True or False? You can install the WDS role on computers running Windows 7 Enterprise edition.
Answer: False. WDS is a role that you can install on computers running the Windows Server 2008, Windows Server 2008 R2, Windows Server 2003 Service Pack 2, and Windows Server 2003 R2 operating systems. You can configure WDS to deploy Windows 7 through PXE boot. This requires that the computer has a PXE-capable network adapter that can connect to a wired network. If the computer’s wired network adapter is not PXE-compliant, it might be possible to boot off of a WDS discover image, a special form of bootable image that contains extra network drivers and allows for the detection of WDS servers.

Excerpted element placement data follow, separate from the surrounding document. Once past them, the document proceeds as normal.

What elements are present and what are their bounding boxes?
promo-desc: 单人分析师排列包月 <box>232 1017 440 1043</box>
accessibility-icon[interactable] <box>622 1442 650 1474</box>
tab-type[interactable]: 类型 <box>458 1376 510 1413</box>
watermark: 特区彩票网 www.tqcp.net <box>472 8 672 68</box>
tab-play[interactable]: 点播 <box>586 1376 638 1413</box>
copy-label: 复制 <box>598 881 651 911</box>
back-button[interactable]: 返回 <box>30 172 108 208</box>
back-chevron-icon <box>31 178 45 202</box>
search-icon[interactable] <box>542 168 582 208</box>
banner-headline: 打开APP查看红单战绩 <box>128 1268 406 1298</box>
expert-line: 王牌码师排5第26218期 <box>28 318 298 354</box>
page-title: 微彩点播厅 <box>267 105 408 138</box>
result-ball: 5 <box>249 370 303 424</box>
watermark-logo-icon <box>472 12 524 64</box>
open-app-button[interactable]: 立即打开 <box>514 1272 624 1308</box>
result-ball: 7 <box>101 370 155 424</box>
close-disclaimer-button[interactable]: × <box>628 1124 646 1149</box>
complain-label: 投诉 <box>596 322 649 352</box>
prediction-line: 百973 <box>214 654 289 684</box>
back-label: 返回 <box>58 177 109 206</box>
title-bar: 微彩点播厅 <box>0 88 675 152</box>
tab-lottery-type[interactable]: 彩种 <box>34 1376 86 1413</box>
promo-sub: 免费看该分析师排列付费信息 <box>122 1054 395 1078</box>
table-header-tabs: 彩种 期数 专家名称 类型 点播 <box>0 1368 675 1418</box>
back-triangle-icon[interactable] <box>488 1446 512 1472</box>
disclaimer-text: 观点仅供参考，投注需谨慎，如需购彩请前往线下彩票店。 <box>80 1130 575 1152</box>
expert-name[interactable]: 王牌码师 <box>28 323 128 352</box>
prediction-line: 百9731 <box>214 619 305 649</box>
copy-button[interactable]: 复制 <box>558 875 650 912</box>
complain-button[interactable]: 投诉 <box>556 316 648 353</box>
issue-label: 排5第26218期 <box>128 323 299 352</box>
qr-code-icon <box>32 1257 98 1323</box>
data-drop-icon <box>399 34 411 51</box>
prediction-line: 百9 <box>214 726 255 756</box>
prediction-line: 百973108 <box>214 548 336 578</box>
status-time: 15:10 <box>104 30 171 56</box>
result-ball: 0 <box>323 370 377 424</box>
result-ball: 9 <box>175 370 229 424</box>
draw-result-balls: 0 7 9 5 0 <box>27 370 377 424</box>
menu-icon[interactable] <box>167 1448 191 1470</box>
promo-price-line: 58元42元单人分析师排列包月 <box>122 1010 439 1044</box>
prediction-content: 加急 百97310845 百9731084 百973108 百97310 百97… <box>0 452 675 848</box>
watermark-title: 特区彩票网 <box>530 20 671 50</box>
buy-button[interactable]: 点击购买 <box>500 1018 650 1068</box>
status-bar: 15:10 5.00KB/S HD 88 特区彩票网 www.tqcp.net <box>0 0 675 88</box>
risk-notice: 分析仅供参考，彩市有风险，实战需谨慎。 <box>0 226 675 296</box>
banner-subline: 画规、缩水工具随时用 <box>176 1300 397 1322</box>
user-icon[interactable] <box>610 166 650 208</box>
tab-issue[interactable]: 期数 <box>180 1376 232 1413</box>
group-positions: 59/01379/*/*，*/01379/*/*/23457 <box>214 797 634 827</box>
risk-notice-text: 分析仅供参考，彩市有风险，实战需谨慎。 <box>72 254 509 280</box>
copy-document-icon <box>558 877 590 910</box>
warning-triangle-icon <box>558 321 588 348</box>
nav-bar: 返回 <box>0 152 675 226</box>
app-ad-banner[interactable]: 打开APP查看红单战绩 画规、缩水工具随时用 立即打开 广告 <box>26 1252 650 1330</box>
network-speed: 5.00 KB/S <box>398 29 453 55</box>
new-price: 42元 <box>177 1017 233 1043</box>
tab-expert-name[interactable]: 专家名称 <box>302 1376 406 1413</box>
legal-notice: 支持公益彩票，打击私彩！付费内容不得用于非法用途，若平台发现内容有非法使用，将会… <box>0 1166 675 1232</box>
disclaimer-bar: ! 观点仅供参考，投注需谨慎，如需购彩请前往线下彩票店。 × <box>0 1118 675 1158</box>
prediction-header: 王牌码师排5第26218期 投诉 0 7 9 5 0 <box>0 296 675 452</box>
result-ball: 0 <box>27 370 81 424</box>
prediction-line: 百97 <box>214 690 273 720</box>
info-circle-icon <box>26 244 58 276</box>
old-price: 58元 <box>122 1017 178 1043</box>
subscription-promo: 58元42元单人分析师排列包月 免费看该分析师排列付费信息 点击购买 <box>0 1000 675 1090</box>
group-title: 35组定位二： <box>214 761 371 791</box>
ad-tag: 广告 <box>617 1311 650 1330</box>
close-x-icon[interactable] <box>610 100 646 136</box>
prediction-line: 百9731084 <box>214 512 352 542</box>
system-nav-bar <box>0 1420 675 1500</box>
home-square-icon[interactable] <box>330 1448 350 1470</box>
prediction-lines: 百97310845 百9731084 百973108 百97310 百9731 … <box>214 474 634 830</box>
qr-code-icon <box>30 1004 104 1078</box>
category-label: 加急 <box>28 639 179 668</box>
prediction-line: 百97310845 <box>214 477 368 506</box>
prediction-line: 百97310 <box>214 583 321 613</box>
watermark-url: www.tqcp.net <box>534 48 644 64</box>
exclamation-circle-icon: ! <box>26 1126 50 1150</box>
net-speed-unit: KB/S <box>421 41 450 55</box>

To prepare the WDS server, you must install the WDS role and then populate the WDS server with Windows image files. Windows image files are stored in .WIM format. The Windows 7 installation media contains the file install.wim. You can use this file with WDS to deploy Windows 7. An advantage of using WDS on Windows Server 2008 and Windows Server 2008 R2 to deploy Windows 7 is that it uses multicast transmissions to deploy the operating system, meaning that one WDS server can be used to simultaneously deploy many copies of Windows 7. You learn more about managing .WIM files in Chapter 2.
Can you answer these questions?
You can find the answers to these questions at the end of the chapter.
What is the maximum number of physical processors supported by Windows 7 Enterprise (x64)?
What steps must you take to prepare a computer running Windows XP so it can be configured to dual boot with the Windows 7 operating system?
You have placed the Windows 7 installation files on a network share. You want to boot a computer that doesn’t have an existing operating system and use the files on the network share to install Windows 7. What method should you use to boot the computer?
In what format are the Windows image files that you use to populate WDS with Windows 7 installation images?